La SAS CARTE ET SERVICES soutient que le lieu de travail figurant au contrat n'avait qu'une valeur informative et que sa modification au sein d'un même secteur géographique ne constituait qu'un changement dans les conditions de travail qui ne nécessitait pas l'accord du salarié et qui ne portait pas atteinte au contrat; que les contrats des trois salariés en cause comportaient des clauses particulières concernant la mobilité.
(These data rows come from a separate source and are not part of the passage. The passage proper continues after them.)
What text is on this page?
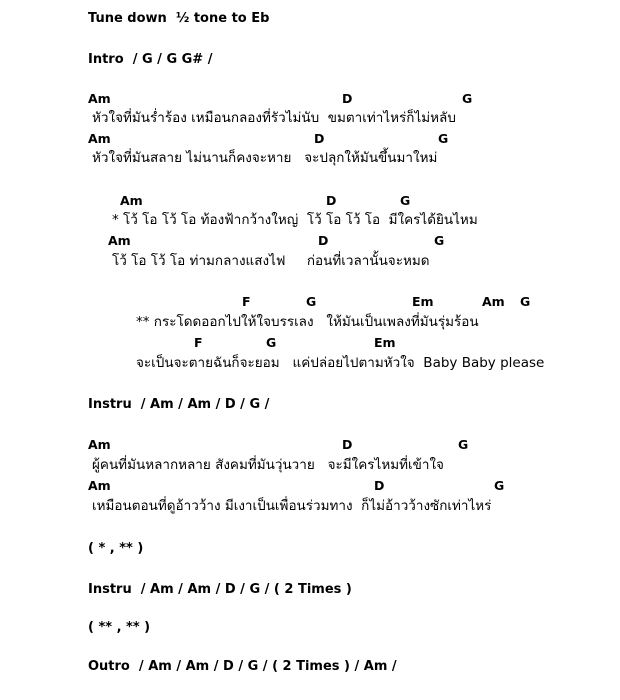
Tune down  ½ tone to Eb
Intro  / G / G G# /
Am	D	G
หัวใจที่มันร่ำร้อง เหมือนกลองที่รัวไม่นับ  ขมตาเท่าไหร่ก็ไม่หลับ
Am	D	G
หัวใจที่มันสลาย ไม่นานก็คงจะหาย   จะปลุกให้มันขึ้นมาใหม่
Am	D	G
* โว้ โอ โว้ โอ ท้องฟ้ากว้างใหญ่  โว้ โอ โว้ โอ  มีใครได้ยินไหม
Am	D	G
โว้ โอ โว้ โอ ท่ามกลางแสงไฟ     ก่อนที่เวลานั้นจะหมด
F	G	Em	Am G
** กระโดดออกไปให้ใจบรรเลง   ให้มันเป็นเพลงที่มันรุ่มร้อน
F	G	Em
จะเป็นจะตายฉันก็จะยอม   แค่ปล่อยไปตามหัวใจ  Baby Baby please
Instru  / Am / Am / D / G /
Am	D	G
ผู้คนที่มันหลากหลาย สังคมที่มันวุ่นวาย   จะมีใครไหมที่เข้าใจ
Am	D	G
เหมือนตอนที่ดูอ้าวว้าง มีเงาเป็นเพื่อนร่วมทาง  ก็ไม่อ้าวว้างซักเท่าไหร่
( * , ** )
Instru  / Am / Am / D / G / ( 2 Times )
( ** , ** )
Outro  / Am / Am / D / G / ( 2 Times ) / Am /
Elle conteste totalement l'argumentation et l'interprétation adverse sur les dispositions de l'article 3 de la convention collective qu'elle dit avoir parfaitement respectées en soutenant notamment que « la rupture du fait de l'employeur » en cas de refus du salarié ne dit rien de la nature du licenciement qui doit être prononcé, et n'empêche pas l'application du droit commun en la matière.
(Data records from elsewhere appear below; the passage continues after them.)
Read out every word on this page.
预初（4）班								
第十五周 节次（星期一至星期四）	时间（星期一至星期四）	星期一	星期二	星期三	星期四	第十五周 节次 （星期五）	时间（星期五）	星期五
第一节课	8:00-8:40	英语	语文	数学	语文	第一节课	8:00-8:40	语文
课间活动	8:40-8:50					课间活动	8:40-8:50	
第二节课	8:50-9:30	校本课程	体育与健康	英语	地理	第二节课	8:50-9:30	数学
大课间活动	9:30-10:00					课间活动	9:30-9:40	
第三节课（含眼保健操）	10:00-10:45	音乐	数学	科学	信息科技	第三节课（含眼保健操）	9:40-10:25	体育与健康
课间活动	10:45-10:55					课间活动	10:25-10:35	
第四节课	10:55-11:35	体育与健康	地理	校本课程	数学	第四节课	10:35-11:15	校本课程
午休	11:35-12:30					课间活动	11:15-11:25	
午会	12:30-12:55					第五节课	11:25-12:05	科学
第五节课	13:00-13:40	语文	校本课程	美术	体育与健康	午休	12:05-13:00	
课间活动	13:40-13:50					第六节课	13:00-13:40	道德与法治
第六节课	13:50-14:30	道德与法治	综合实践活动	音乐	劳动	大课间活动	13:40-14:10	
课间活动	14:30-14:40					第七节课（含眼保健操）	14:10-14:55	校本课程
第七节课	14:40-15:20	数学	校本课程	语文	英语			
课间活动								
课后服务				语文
Il convient d'observer que Monsieur [F], Mesdames [R] et [V] n'apportent en cause d'appel aucun élément nouveau de nature à remettre en cause la décision des premiers juges, lesquels ont fait une juste appréciation des circonstances de la cause tant en droit qu'en fait par des motifs pertinents que la cour fait siens, étant observé:
- que si l'article 3 de la convention collective des industries métallurgiques OETAM de la région parisienne prévoit effectivement que le contrat doit préciser notamment l'établissement dans lequel cet emploi doit être exercé, que toute modification de caractère individuel apporté à cet élément doit faire préalablement l'objet d'une nouvelle notification écrite, et qu'en cas de refus de modification acceptée par l'intéressé, elle sera considérée comme une rupture de contrat du fait de l'employeur et réglée comme telle, ce texte n'a cependant pas pour effet de conférer automatiquement au lieu de travail un caractère contractuel ni de statuer par avance sur le bien-fondé du licenciement consécutif au refus du salarié ;
- qu'en l'espèce, la SAS CARTE ET SERVICES a parfaitement respecté les dispositions de la convention collective en précisant dans le contrat de travail l'établissement dans lequel travaillait chacun des salariés, en leur notifiant individuellement par écrit la modification de ce lieu de travail et en prenant l'initiative de les licencier à la suite de leur refus de rejoindre leur nouveau site ;
- que ces éléments, qui fixent le cadre juridique de la rupture, n'empêchent pas l'appréciation du bien-fondé de cette rupture ;
- qu'en l'espèce, il ressort de chacun des contrats en cause que le lieu de travail des salariés n'était pas contractualisé et n'avait qu'une valeur informative ; que ces contrats précisaient en outre clairement pour Monsieur [F] et Madame [R] que leur lieu de travail pouvait être déplacé en n'importe quel endroit de la région parisienne et pour Madame [V] que ce lieu pouvait être déplacé dans un rayon de 15 kilomètres ;
- que le changement de lieu de travail notifié à chacun des salariés de [Localité 11] à [Localité 10] est intervenu dans un même secteur géographique bien desservi en moyens de transports; qu'il ne pouvait donc constituer une modification d'un élément essentiel du contrat de travail mais un changement des conditions de travail relevant du pouvoir de direction de l'employeur ;
- que dès lors le refus des salariés de rejoindre leur nouveau site constitue une faute grave justifiant le bien-fondé des trois licenciements.
Il y a donc lieu de confirmer en toutes ses dispositions le jugement déféré et de débouter Monsieur [I] [F], Madame [T] [R] et Madame [P] [V] de l'intégralité de leurs demandes.
Les appelants qui succombent seront condamnés aux dépens et indemniseront la SAS CARTE ET SERVICES des frais exposés par elle en appel à hauteur de 500 euros chacun.
PAR CES MOTIFS
La cour statuant publiquement et contradictoirement,
Confirme le jugement déféré en toutes ses dispositions,
Déboute Monsieur [I] [F], Madame [T] [R] et Madame [P] [V] de l'intégralité de leurs demandes,
Y ajoutant,
Condamne Monsieur [I] [F], Madame [T] [R] et Madame [P] [V] à payer chacun à la SAS CARTE ET SERVICES la somme de 500 euros en application de l'article 700 du code de procédure civile,
Condamne Monsieur [I] [F], Madame [T] [R] et Madame [P] [V] aux entiers dépens.